I have two favorite sections of The Wall Street Journal: the op-ed pages and a little column called "Ahead of the Tape." The former contains some of the best thinking going on in the U.S. on any given day. The latter is sometimes brilliant and sometimes brilliantly wrongheaded. Take yesterday, for instance, when the column suggested that CarMax (NYSE:KMX) investors were "holding a lemon."

No sooner had the Journal written CarMax's obituary than the world's biggest used-car lot declared it was still alive and kicking (tires). CarMax posted first-quarter sales gains of 13% over first-quarter 2003, and it beat the Street's $0.30 a share earnings estimate by a full 10%.

But enough about CarMax's earnings. To be honest, I am no CarMax fan myself. Sure, the company sells great stuff at reasonable prices, but I would rather troll the lanes on eBay (NASDAQ:EBAY), searching for the absolute best bargain, than cop out and buy a no-haggle car. Where's the fun in that?

What I really want to do is pick on the Journal some more. Its thesis was that CarMax does a great job of selling used cars and making money off of financing those sales. But, it adds, that success in those two endeavors is not enough to keep the company competitive with your local Ford (NYSE:F), GM (NYSE:GM), and DaimlerChrysler's (NYSE:DCX) Dodge auto dealers.

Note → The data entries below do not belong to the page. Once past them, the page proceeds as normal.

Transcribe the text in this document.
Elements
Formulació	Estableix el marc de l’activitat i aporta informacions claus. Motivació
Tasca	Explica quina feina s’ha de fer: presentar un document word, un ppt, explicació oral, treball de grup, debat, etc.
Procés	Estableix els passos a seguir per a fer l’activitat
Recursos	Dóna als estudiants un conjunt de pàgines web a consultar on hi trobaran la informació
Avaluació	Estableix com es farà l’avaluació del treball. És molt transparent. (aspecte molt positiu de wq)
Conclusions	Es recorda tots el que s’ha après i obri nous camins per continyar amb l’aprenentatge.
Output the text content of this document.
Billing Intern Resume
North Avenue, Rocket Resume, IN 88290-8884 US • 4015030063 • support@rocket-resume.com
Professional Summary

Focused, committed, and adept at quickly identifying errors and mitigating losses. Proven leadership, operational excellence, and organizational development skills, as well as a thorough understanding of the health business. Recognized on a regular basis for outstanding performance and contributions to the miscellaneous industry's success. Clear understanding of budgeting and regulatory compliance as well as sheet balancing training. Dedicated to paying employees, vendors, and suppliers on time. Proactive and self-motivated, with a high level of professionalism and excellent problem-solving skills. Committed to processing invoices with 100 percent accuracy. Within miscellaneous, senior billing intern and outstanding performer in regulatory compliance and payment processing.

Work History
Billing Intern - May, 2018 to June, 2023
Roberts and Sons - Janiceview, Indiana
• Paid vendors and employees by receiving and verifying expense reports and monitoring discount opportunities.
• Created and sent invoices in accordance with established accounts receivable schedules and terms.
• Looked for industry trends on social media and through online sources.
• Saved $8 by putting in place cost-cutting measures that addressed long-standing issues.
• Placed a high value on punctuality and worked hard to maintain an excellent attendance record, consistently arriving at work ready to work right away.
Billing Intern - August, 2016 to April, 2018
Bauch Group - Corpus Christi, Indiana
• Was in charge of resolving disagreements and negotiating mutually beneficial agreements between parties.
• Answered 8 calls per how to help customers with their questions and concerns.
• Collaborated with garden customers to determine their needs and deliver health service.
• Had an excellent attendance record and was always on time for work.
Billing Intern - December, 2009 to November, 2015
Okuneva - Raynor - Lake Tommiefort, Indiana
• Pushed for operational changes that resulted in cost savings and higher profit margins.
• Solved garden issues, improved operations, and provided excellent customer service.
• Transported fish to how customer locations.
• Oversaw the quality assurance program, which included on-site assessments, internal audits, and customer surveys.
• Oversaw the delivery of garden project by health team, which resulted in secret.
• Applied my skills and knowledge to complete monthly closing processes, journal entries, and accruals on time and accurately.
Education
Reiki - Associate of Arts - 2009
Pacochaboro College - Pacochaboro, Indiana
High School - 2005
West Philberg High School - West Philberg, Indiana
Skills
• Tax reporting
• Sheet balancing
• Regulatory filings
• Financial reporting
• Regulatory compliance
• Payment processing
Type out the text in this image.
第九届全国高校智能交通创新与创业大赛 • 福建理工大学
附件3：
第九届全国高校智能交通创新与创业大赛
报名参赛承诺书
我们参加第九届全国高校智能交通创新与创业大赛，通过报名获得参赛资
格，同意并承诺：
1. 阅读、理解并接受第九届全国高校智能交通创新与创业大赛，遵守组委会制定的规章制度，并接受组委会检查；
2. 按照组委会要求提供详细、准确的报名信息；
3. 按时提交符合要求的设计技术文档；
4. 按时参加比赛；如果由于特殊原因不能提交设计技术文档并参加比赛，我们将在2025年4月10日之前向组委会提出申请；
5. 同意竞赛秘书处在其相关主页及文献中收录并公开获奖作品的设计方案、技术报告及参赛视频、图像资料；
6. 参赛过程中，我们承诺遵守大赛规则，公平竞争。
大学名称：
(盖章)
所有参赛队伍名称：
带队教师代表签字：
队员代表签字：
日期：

According to the Journal, mainstream dealers are happy to slash their profit margins to beat or match CarMax's prices, because they can make up the profits in parts and services. Since CarMax doesn't service cars, it lacks this revenue stream to fall back on. Therefore, if interest rate hikes or a flooded used-car market puts pressure on its sales- and financing-profit margins, the dealers will drive CarMax into the ground.

Which makes no sense for two reasons. First, new-car dealers sell mainly new cars. CarMax sells mainly used cars (where I live, it also sells new Toyotas (NYSE:TM)). So these guys are not really even direct competitors. And second, CarMax doesn't sell grimy, dented cars with squealing brakes and pinging engines. Why not? Because it obviously has in-house mechanics, or relationships with outside mechanics, to repair and detail its cars before sale. If CarMax ever finds it needs to service cars to make a living, I have little doubt it knows where to look, and it can enter that business with ease.

Fool contributor Rich Smith owns no shares in any of the companies mentioned in this article. And he really did buy his truck on eBay -- and have it shipped cross-country from Texas.